“We the People of the United States, in Order to form a more perfect Union, establish Justice, insure domestic Tranquility, provide for the common defence, promote the general Welfare, and secure the Blessings of Liberty to ourselves and our Posterity do ordain and establish this Constitution for the United States of America.”
Pretty heady stuff, that Preamble. As we approach the ninth anniversary of America’s wake-up call to the new world of global terror, it seems appropriate to focus on the fourth objective of The Constitution of the United States.
Prior to 9/11, seventeen individual government entities were tasked with the gathering of intelligence in support of America’s national security. You’d think that should be sufficient to accomplish the objective. But it wasn’t, because the agencies were acting like a pack of wild dogs snarling over bones as they each protected their individual “work product” rather than share it. Typical bureaucratic squabbling ruled the process in an orgy of self-preservation.
In one of the most egregious examples of pervasive incompetence, the Phoenix memo was ignored. It sent a very clear warning up the chain of command that flight schools in Arizona were training persons who wanted only to learn how to fly the Boeing 757 jetliner. Hello? You don’t need to takeoff or land? Maybe we should look into that.
But we didn’t. And those very individuals, teamed with others, all of whom had entered the US without raising suspicion and were living here for an extended period, pulled off the most spectacular and effective terrorist attack in the history of the world. And how did they do that?
Learning to fly an airliner doesn’t do you any good if you can’t get on it with the ability to take control. The US government knew full well, as did the terrorists, that the Boston Logan International Airport had a security system best described as “Swiss cheese” by Mary Schiavo, then Inspector General of the United States Department of Transportation.
Terrorists got jobs with the catering company that supplied the airlines. The planners picked four closely spaced flights going long distances, which requires lots of jet fuel. The caterers knew the assigned seats of each of their compatriots and slipped box cutters into the seat-back pockets in front of each terrorist. In a coordinated attack, they slit the throats of flight attendants to create instant shock and awe and quell rebellion within the cabin. Once in control of the airplanes, they altered course to their targets.

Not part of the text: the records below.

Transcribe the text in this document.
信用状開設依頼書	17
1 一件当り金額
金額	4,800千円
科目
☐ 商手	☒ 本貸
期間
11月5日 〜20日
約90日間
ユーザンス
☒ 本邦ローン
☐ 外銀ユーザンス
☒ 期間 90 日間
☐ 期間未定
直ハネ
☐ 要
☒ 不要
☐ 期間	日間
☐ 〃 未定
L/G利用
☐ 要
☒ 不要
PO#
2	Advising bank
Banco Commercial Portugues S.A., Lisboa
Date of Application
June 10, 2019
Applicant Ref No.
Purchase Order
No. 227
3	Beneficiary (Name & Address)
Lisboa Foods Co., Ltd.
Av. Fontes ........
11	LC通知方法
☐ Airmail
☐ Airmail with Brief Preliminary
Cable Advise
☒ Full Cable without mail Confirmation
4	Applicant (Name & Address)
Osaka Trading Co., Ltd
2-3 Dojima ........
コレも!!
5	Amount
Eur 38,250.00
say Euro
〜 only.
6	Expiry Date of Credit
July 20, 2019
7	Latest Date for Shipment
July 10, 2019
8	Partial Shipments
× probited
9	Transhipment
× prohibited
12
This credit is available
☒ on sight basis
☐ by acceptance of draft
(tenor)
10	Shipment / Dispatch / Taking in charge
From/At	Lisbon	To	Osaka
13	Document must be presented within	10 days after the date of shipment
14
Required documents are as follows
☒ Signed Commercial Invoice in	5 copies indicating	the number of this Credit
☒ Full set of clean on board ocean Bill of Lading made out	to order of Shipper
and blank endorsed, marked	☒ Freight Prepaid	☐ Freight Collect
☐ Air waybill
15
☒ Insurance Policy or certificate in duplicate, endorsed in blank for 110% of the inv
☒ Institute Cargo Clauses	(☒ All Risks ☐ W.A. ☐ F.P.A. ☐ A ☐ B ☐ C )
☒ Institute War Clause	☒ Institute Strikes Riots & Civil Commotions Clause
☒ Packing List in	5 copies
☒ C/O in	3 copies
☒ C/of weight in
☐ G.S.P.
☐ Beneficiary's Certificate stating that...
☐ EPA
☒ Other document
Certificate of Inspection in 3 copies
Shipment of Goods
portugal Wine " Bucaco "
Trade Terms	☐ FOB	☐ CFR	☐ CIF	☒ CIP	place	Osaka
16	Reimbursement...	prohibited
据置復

In terms of the WTC attacks, there’s a reason they aimed the airplanes where they did. Thousands of gallons of jet fuel burning within the buildings weakened the steel support structure so that it would begin to buckle. Once the massive weight of the floors above the impact point moved even the slightest bit, inertia ruled. Like a pile driver, the upper floors crushed everything below.
This did not have to happen. We had all the dots and failed to connect them because the government of the United States failed to execute its fourth responsibility as defined by the Preamble to the Constitution. And it doesn’t matter what political party was in power at the time, because this tragedy waiting to happen didn’t develop overnight. It grew like a cancer, detected but ignored.
In an earlier blog post, I discussed the making of another quagmire and likened it to “the mother of all bubblegum on our shoes.” I used the plural of “shoe” for a reason: Iraq and Afghanistan. We send our men and women in uniform to bleed upon foreign soil primarily because of 9/11, and following that colossal failure, once again put ourselves in the position of having no chance for long-term success.
And for what? To remake the world in our image by serving as champions of freedom and democracy around the world? Like the Preamble to the Constitution, heady stuff, but all the good intentions can’t overcome the reality.
We’re there because we’ve decided it’s what’s best for us. To stay close to the source of so much black gold after years of rampant consumption and lack of vision with regard to alternate energy sources have handed the single most critical factor affecting America’s security to those who hate our guts.
So, nine years later, how are we doing? I think the time has long passed for all Americans to put down their newest portable electronic gadgets long enough to ask that question of ourselves, our government, and our nation.